O que ocorre é que um típico adolescente, com idade inferior a 16 anos, dificilmente possui esse grau de discernimento frente aos tiros, sangue e cantos de guerra, acabando por não se dar conta das reais motivações retratadas no filme, detendo-se nas imagens "heróicas" do esquadrão que "entra pela favela pra deixar corpos no chão".
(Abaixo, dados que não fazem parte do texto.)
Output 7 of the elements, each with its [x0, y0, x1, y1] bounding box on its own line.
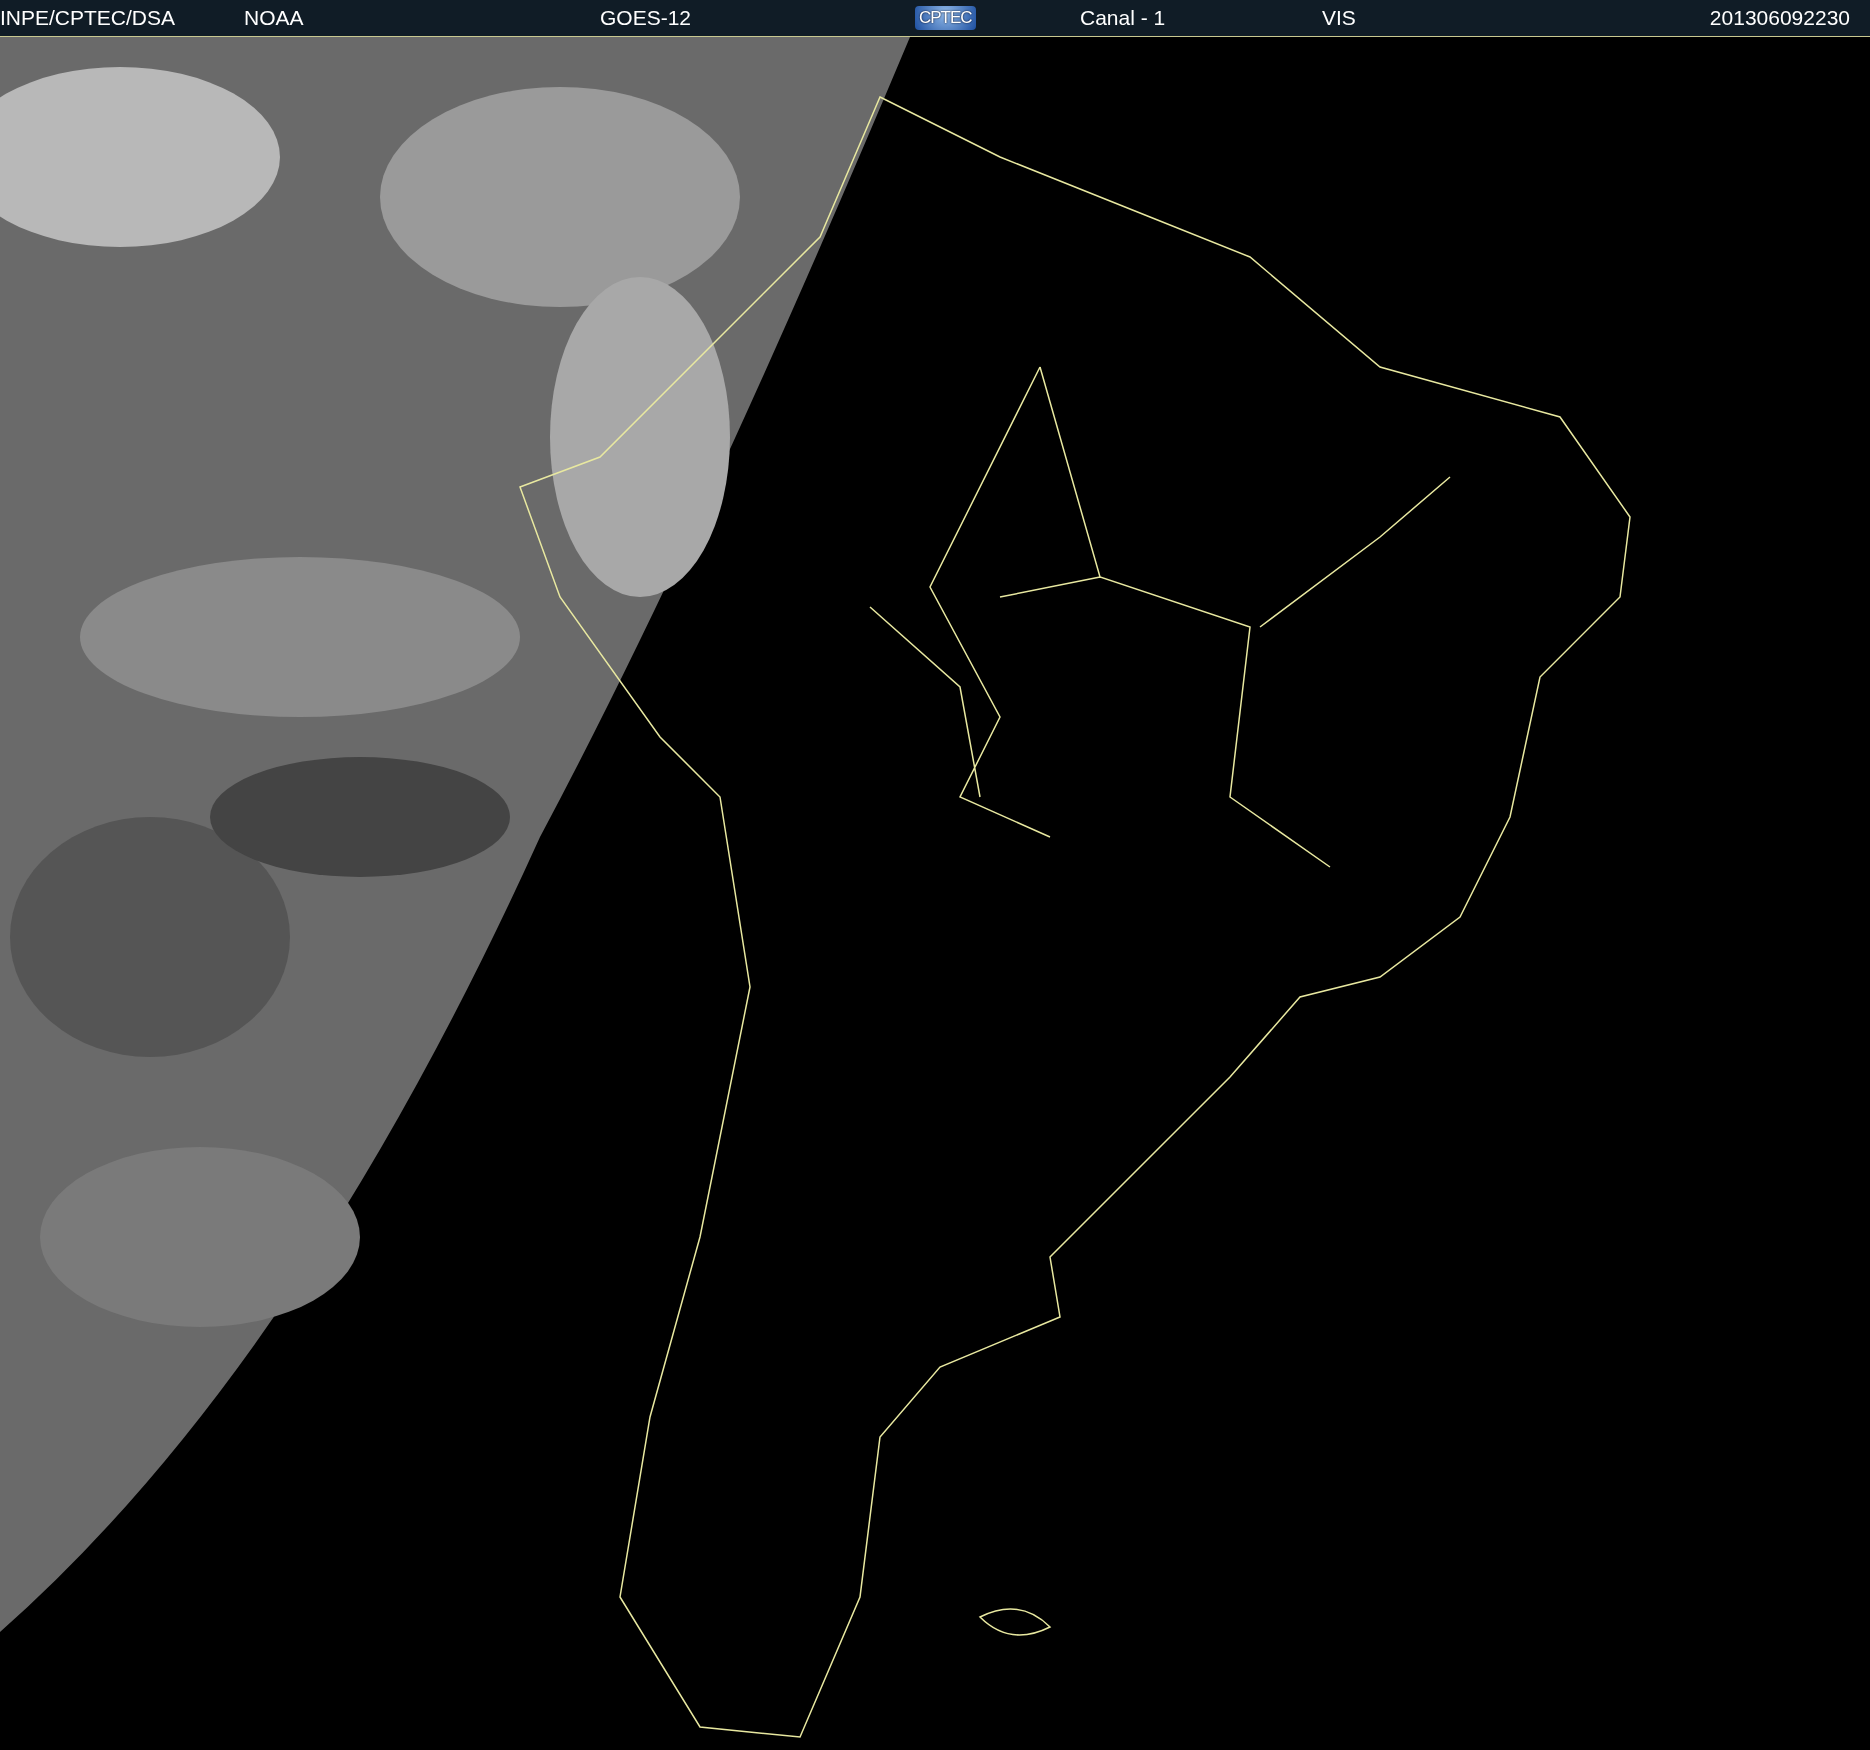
header-label: 201306092230	[1709, 6, 1850, 30]
logo: CPTEC	[915, 6, 976, 30]
header-label: Canal - 1	[1080, 6, 1166, 30]
header-label: NOAA	[244, 6, 304, 30]
header-label: GOES-12	[600, 6, 692, 30]
header-label: INPE/CPTEC/DSA	[0, 6, 176, 30]
header-label: VIS	[1322, 6, 1356, 30]
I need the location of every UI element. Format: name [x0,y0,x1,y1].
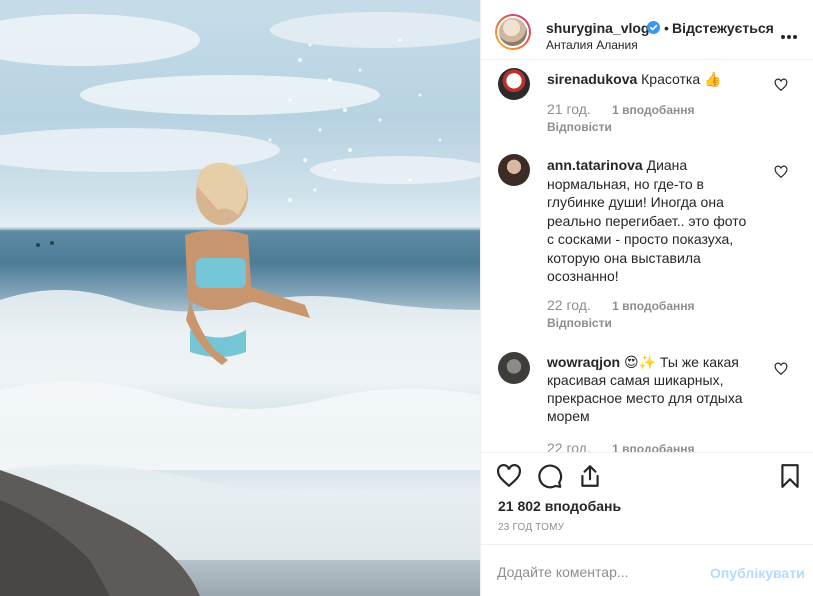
reply-button[interactable]: Відповісти [547,120,612,134]
comment-item: ann.tatarinova Диана нормальная, но где-… [481,154,813,334]
commenter-username[interactable]: sirenadukova [547,71,637,87]
comment-like-icon[interactable] [774,78,788,92]
comment-item: wowraqjon 😍✨ Ты же какая красивая самая … [481,350,813,452]
commenter-avatar[interactable] [498,352,530,384]
reply-button[interactable]: Відповісти [547,316,612,330]
post-photo[interactable] [0,0,480,596]
comments-list[interactable]: sirenadukova Красотка 👍 21 год. 1 вподоб… [481,60,813,452]
post-location[interactable]: Анталия Алания [546,38,638,52]
post-side-panel: shurygina_vlog • Відстежується Анталия А… [480,0,813,596]
comment-item: sirenadukova Красотка 👍 21 год. 1 вподоб… [481,60,813,140]
commenter-username[interactable]: wowraqjon [547,354,620,370]
comment-text: Диана нормальная, но где-то в глубинке д… [547,157,747,284]
commenter-username[interactable]: ann.tatarinova [547,157,643,173]
author-username[interactable]: shurygina_vlog [546,20,649,36]
publish-button[interactable]: Опублікувати [710,565,805,581]
comment-time[interactable]: 22 год. [547,440,591,452]
posted-time[interactable]: 23 ГОД ТОМУ [498,522,564,533]
author-avatar[interactable] [495,14,531,50]
post-actions: 21 802 вподобань 23 ГОД ТОМУ [481,452,813,544]
comment-like-icon[interactable] [774,165,788,179]
comment-bubble-icon[interactable] [537,463,563,489]
comment-likes[interactable]: 1 вподобання [612,299,694,313]
verified-badge-icon [647,21,660,34]
comment-likes[interactable]: 1 вподобання [612,442,694,452]
follow-status-button[interactable]: Відстежується [672,20,774,36]
more-options-icon[interactable] [781,26,799,39]
post-header: shurygina_vlog • Відстежується Анталия А… [481,0,813,60]
share-icon[interactable] [577,463,603,489]
add-comment-bar: Опублікувати [481,544,813,596]
commenter-avatar[interactable] [498,154,530,186]
photo-illustration [0,12,480,596]
save-bookmark-icon[interactable] [777,463,803,489]
likes-count[interactable]: 21 802 вподобань [498,498,621,514]
comment-text: Красотка 👍 [641,71,722,87]
comment-likes[interactable]: 1 вподобання [612,103,694,117]
comment-time[interactable]: 21 год. [547,101,591,117]
separator-dot: • [664,20,669,36]
comment-input[interactable] [497,561,697,583]
like-heart-icon[interactable] [496,463,522,489]
comment-time[interactable]: 22 год. [547,297,591,313]
comment-like-icon[interactable] [774,362,788,376]
commenter-avatar[interactable] [498,68,530,100]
O fato de o pré-adolescente agir como um soldado, e sonhar com uma profissão como essa é perfeitamente normal. Segundo Tiba, 2005, p. 47, "Os onipotentes pubertários estão na fase do Deus Rebelde (...) ele ainda não se sente forte, mas tem que mostrar que é forte para sua auto-afirmação (...)". O problema é quando essa auto-afirmação ocorre por meios agressivos, conforme presenciei com adolescentes que haviam assistido ao filme.

Recebi o chamado de um dos adolescentes. Estava abaixado, queixando-se de dor, explicava-me que havia dito a um colega algo sobre o filme "Tropa de Elite" e, enquanto eu o ouvia, o colega aproximou-se novamente e o agrediu com um soco. Mais tarde, depois de acalmados os ânimos, perguntei ao aluno agredido o que ele havia dito para que o colega ficasse tão bravo e reagisse daquela forma. "Foi só arreganho. Eu estava brincando..." disse ele, e repetiu uma frase do filme Tropa de Elite que havia dito ao colega... "Eu subo nesta p... deste morro pra desfazer a m... que tu faz seu v..., maconheiro do c...".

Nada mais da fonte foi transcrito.